The difference is not just the quality of conversation. It is consistency, accountability, and the kind of honest challenge that a good friend over lunch will rarely sustain across months and years of working through something genuinely hard.
That is what the ABM exists to champion and it is why I wanted to be part of it.
From those conversations with Laura, my work in organisational design grew. I moved from large organisations, where whole teams exist to think about transformation and change, into scaling businesses, and found something that surprised me. Founders who had built genuinely impressive things were struggling, blaming themselves, wondering if the problem was their leadership. Almost every time, the real issue was structural. The organisation had grown organically and the design hadn’t kept pace. What looked like a people problem was a design problem.

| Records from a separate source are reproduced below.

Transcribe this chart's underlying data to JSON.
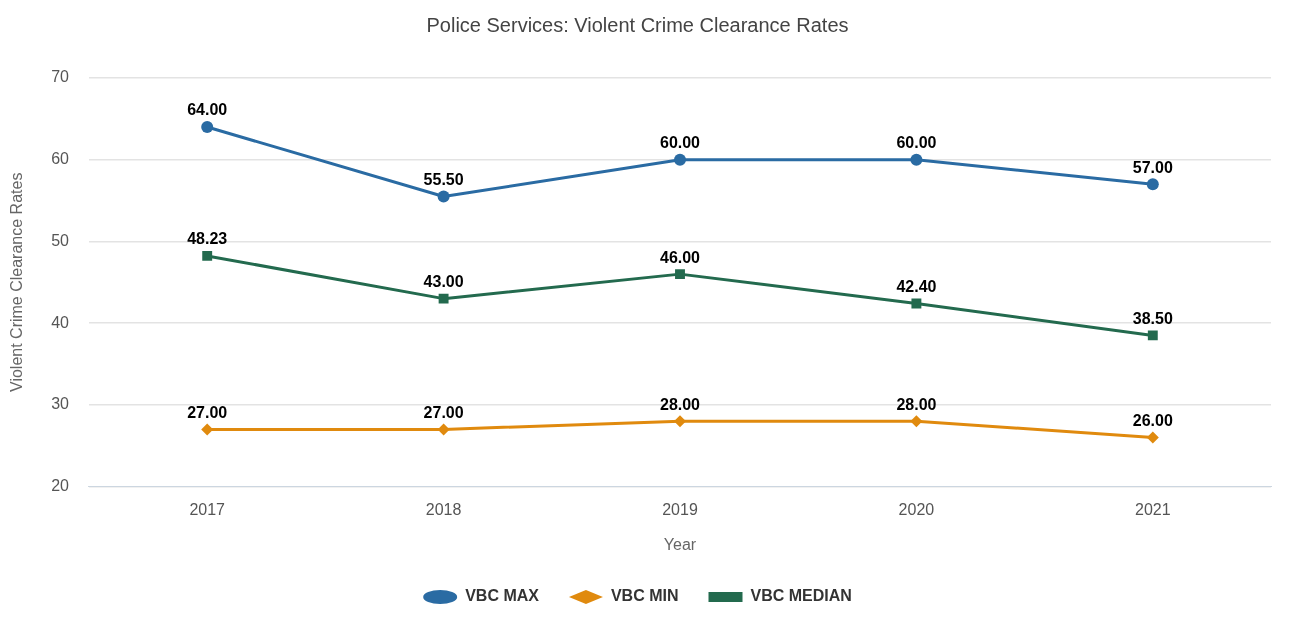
{
  "chart_data": {
    "type": "line",
    "title": "Police Services: Violent Crime Clearance Rates",
    "xlabel": "Year",
    "ylabel": "Violent Crime Clearance Rates",
    "categories": [
      "2017",
      "2018",
      "2019",
      "2020",
      "2021"
    ],
    "series": [
      {
        "name": "VBC MAX",
        "color": "#2a6ba3",
        "marker": "circle",
        "values": [
          64.0,
          55.5,
          60.0,
          60.0,
          57.0
        ],
        "value_labels": [
          "64.00",
          "55.50",
          "60.00",
          "60.00",
          "57.00"
        ]
      },
      {
        "name": "VBC MIN",
        "color": "#e08a0e",
        "marker": "diamond",
        "values": [
          27.0,
          27.0,
          28.0,
          28.0,
          26.0
        ],
        "value_labels": [
          "27.00",
          "27.00",
          "28.00",
          "28.00",
          "26.00"
        ]
      },
      {
        "name": "VBC MEDIAN",
        "color": "#236a4e",
        "marker": "square",
        "values": [
          48.23,
          43.0,
          46.0,
          42.4,
          38.5
        ],
        "value_labels": [
          "48.23",
          "43.00",
          "46.00",
          "42.40",
          "38.50"
        ]
      }
    ],
    "ylim": [
      20,
      70
    ],
    "yticks": [
      20,
      30,
      40,
      50,
      60,
      70
    ],
    "grid": "y",
    "legend": "bottom",
    "line_style": "solid"
  }
}
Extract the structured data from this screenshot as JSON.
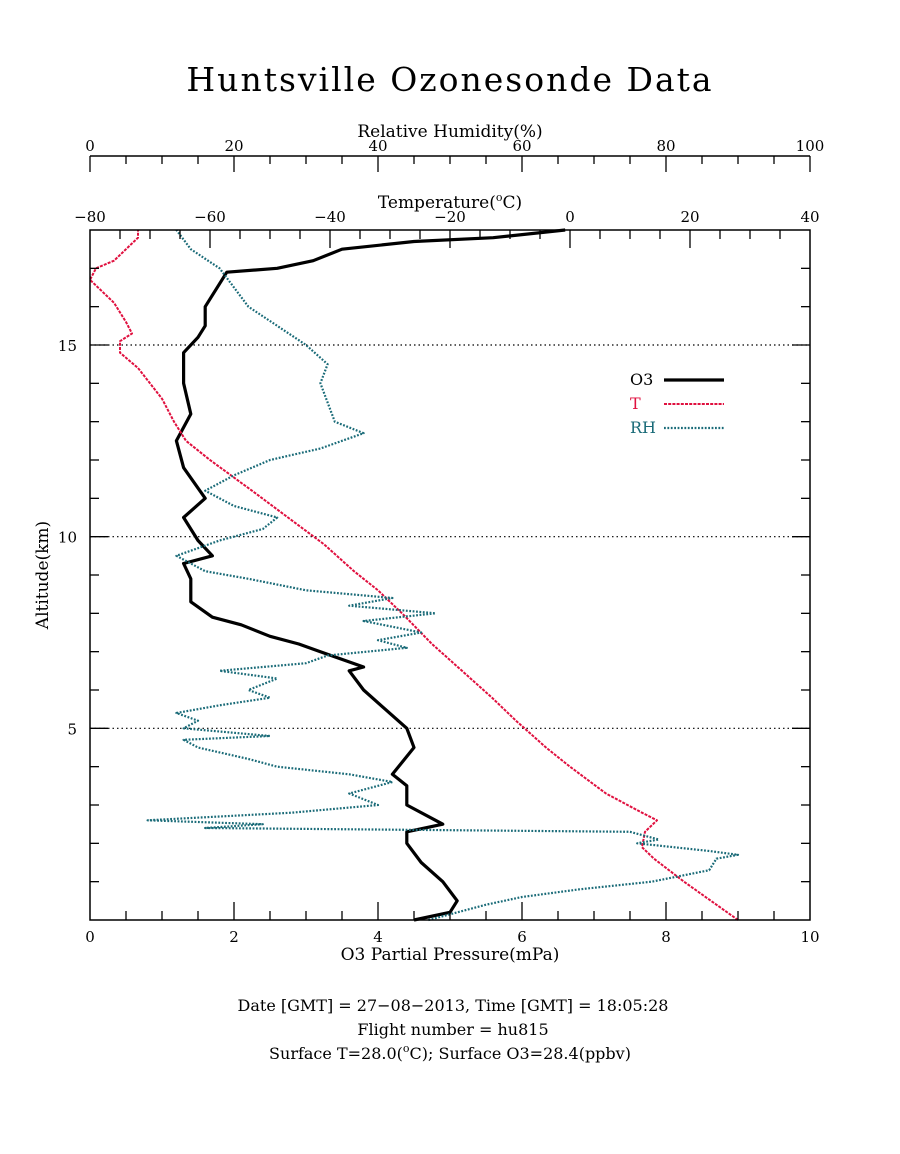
{
  "chart_data": {
    "type": "line",
    "title": "Huntsville Ozonesonde Data",
    "axes": {
      "y": {
        "label": "Altitude(km)",
        "range": [
          0,
          18
        ],
        "ticks": [
          5,
          10,
          15
        ],
        "tick_labels": [
          "5",
          "10",
          "15"
        ]
      },
      "x_bottom": {
        "label": "O3 Partial Pressure(mPa)",
        "range": [
          0,
          10
        ],
        "ticks": [
          0,
          2,
          4,
          6,
          8,
          10
        ],
        "tick_labels": [
          "0",
          "2",
          "4",
          "6",
          "8",
          "10"
        ]
      },
      "x_temp": {
        "label_main": "Temperature(",
        "label_sup": "o",
        "label_end": "C)",
        "range": [
          -80,
          40
        ],
        "ticks": [
          -80,
          -60,
          -40,
          -20,
          0,
          20,
          40
        ],
        "tick_labels": [
          "−80",
          "−60",
          "−40",
          "−20",
          "0",
          "20",
          "40"
        ]
      },
      "x_rh": {
        "label": "Relative Humidity(%)",
        "range": [
          0,
          100
        ],
        "ticks": [
          0,
          20,
          40,
          60,
          80,
          100
        ],
        "tick_labels": [
          "0",
          "20",
          "40",
          "60",
          "80",
          "100"
        ]
      }
    },
    "grid": {
      "horizontal_dotted_at": [
        5,
        10,
        15
      ]
    },
    "legend": {
      "position": "right",
      "entries": [
        {
          "label": "O3",
          "color": "#000000",
          "style": "solid"
        },
        {
          "label": "T",
          "color": "#e0103f",
          "style": "dotted-line"
        },
        {
          "label": "RH",
          "color": "#1a6b78",
          "style": "dotted"
        }
      ]
    },
    "series": [
      {
        "name": "O3",
        "axis": "x_bottom",
        "color": "#000000",
        "points": [
          [
            4.5,
            0.0
          ],
          [
            5.0,
            0.2
          ],
          [
            5.1,
            0.5
          ],
          [
            4.9,
            1.0
          ],
          [
            4.6,
            1.5
          ],
          [
            4.4,
            2.0
          ],
          [
            4.4,
            2.3
          ],
          [
            4.9,
            2.5
          ],
          [
            4.4,
            3.0
          ],
          [
            4.4,
            3.5
          ],
          [
            4.2,
            3.8
          ],
          [
            4.5,
            4.5
          ],
          [
            4.4,
            5.0
          ],
          [
            4.1,
            5.5
          ],
          [
            3.8,
            6.0
          ],
          [
            3.6,
            6.5
          ],
          [
            3.8,
            6.6
          ],
          [
            3.2,
            7.0
          ],
          [
            2.9,
            7.2
          ],
          [
            2.5,
            7.4
          ],
          [
            2.1,
            7.7
          ],
          [
            1.7,
            7.9
          ],
          [
            1.4,
            8.3
          ],
          [
            1.4,
            8.9
          ],
          [
            1.3,
            9.3
          ],
          [
            1.7,
            9.5
          ],
          [
            1.5,
            9.9
          ],
          [
            1.3,
            10.5
          ],
          [
            1.6,
            11.0
          ],
          [
            1.3,
            11.8
          ],
          [
            1.2,
            12.5
          ],
          [
            1.4,
            13.2
          ],
          [
            1.3,
            14.0
          ],
          [
            1.3,
            14.8
          ],
          [
            1.5,
            15.2
          ],
          [
            1.6,
            15.5
          ],
          [
            1.6,
            16.0
          ],
          [
            1.8,
            16.6
          ],
          [
            1.9,
            16.9
          ],
          [
            2.6,
            17.0
          ],
          [
            3.1,
            17.2
          ],
          [
            3.5,
            17.5
          ],
          [
            4.5,
            17.7
          ],
          [
            5.6,
            17.8
          ],
          [
            6.6,
            18.0
          ]
        ]
      },
      {
        "name": "T",
        "axis": "x_temp",
        "color": "#e0103f",
        "points": [
          [
            28.0,
            0.0
          ],
          [
            19.0,
            1.0
          ],
          [
            14.0,
            1.6
          ],
          [
            12.0,
            1.9
          ],
          [
            12.5,
            2.3
          ],
          [
            14.5,
            2.6
          ],
          [
            12.0,
            2.8
          ],
          [
            6.0,
            3.3
          ],
          [
            0.0,
            4.0
          ],
          [
            -4.0,
            4.5
          ],
          [
            -9.0,
            5.2
          ],
          [
            -13.0,
            5.8
          ],
          [
            -18.0,
            6.5
          ],
          [
            -23.0,
            7.2
          ],
          [
            -28.0,
            8.0
          ],
          [
            -32.0,
            8.6
          ],
          [
            -36.0,
            9.1
          ],
          [
            -41.0,
            9.8
          ],
          [
            -47.0,
            10.5
          ],
          [
            -53.0,
            11.2
          ],
          [
            -60.0,
            12.0
          ],
          [
            -64.0,
            12.5
          ],
          [
            -66.0,
            13.0
          ],
          [
            -68.0,
            13.6
          ],
          [
            -70.0,
            14.0
          ],
          [
            -72.0,
            14.4
          ],
          [
            -75.0,
            14.8
          ],
          [
            -75.0,
            15.1
          ],
          [
            -73.0,
            15.3
          ],
          [
            -74.0,
            15.6
          ],
          [
            -76.0,
            16.1
          ],
          [
            -78.0,
            16.4
          ],
          [
            -80.0,
            16.7
          ],
          [
            -79.0,
            17.0
          ],
          [
            -76.0,
            17.2
          ],
          [
            -74.0,
            17.5
          ],
          [
            -72.0,
            17.8
          ],
          [
            -72.0,
            18.0
          ]
        ]
      },
      {
        "name": "RH",
        "axis": "x_rh",
        "color": "#1a6b78",
        "points": [
          [
            47.0,
            0.0
          ],
          [
            55.0,
            0.4
          ],
          [
            60.0,
            0.6
          ],
          [
            68.0,
            0.8
          ],
          [
            78.0,
            1.0
          ],
          [
            86.0,
            1.3
          ],
          [
            87.0,
            1.6
          ],
          [
            90.0,
            1.7
          ],
          [
            86.0,
            1.8
          ],
          [
            76.0,
            2.0
          ],
          [
            79.0,
            2.1
          ],
          [
            75.0,
            2.3
          ],
          [
            16.0,
            2.4
          ],
          [
            24.0,
            2.5
          ],
          [
            8.0,
            2.6
          ],
          [
            28.0,
            2.8
          ],
          [
            40.0,
            3.0
          ],
          [
            36.0,
            3.3
          ],
          [
            42.0,
            3.6
          ],
          [
            36.0,
            3.8
          ],
          [
            26.0,
            4.0
          ],
          [
            22.0,
            4.2
          ],
          [
            15.0,
            4.5
          ],
          [
            13.0,
            4.7
          ],
          [
            25.0,
            4.8
          ],
          [
            13.0,
            5.0
          ],
          [
            15.0,
            5.2
          ],
          [
            12.0,
            5.4
          ],
          [
            18.0,
            5.6
          ],
          [
            25.0,
            5.8
          ],
          [
            22.0,
            6.0
          ],
          [
            26.0,
            6.3
          ],
          [
            18.0,
            6.5
          ],
          [
            30.0,
            6.7
          ],
          [
            33.0,
            6.9
          ],
          [
            44.0,
            7.1
          ],
          [
            40.0,
            7.3
          ],
          [
            46.0,
            7.5
          ],
          [
            38.0,
            7.8
          ],
          [
            48.0,
            8.0
          ],
          [
            36.0,
            8.2
          ],
          [
            42.0,
            8.4
          ],
          [
            30.0,
            8.6
          ],
          [
            22.0,
            8.9
          ],
          [
            16.0,
            9.1
          ],
          [
            12.0,
            9.5
          ],
          [
            18.0,
            9.9
          ],
          [
            24.0,
            10.2
          ],
          [
            26.0,
            10.5
          ],
          [
            20.0,
            10.8
          ],
          [
            16.0,
            11.2
          ],
          [
            20.0,
            11.6
          ],
          [
            25.0,
            12.0
          ],
          [
            32.0,
            12.3
          ],
          [
            38.0,
            12.7
          ],
          [
            34.0,
            13.0
          ],
          [
            33.0,
            13.5
          ],
          [
            32.0,
            14.0
          ],
          [
            33.0,
            14.5
          ],
          [
            30.0,
            15.0
          ],
          [
            26.0,
            15.5
          ],
          [
            22.0,
            16.0
          ],
          [
            20.0,
            16.5
          ],
          [
            18.0,
            17.0
          ],
          [
            14.0,
            17.5
          ],
          [
            12.0,
            18.0
          ]
        ]
      }
    ],
    "footer_lines": [
      "Date [GMT] = 27−08−2013,  Time [GMT] = 18:05:28",
      "Flight number = hu815"
    ],
    "footer_line3": {
      "pre": "Surface T=28.0(",
      "sup": "o",
      "post": "C); Surface O3=28.4(ppbv)"
    }
  }
}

Organisational design and development covers the org chart and everything underneath it. Leadership governance, team dynamics, how decisions get made and who is accountable for them. When it is working, nobody notices. When it is not, everyone feels it: the team pulling in different directions, the leadership meeting where the same issues surface week after week, the good person who leaves and nobody can fully explain why.
Mentoring sits right at the heart of that. It’s fundamental to how a healthy organisation learns and grows. The ABM’s research found that seventy percent of businesses strongly agree that workplace mentoring has positively impacted overall business performance. Sixty-six percent report improved retention and talent attraction. When mentoring is embedded deliberately, when leaders are properly supported, when managers are developed well enough to develop others in turn, the whole organisation performs differently. A genuine learning culture becomes self-perpetuating.
I joined the ABM board because I believe professional mentoring deserves to be taken seriously at the highest level of every organisation. My hope, and my intention as a NED, is to contribute to a future where more businesses understand what a professional mentoring culture can do, more people have access to mentors who are genuinely skilled at what they do, and the standards that make that possible continue to rise.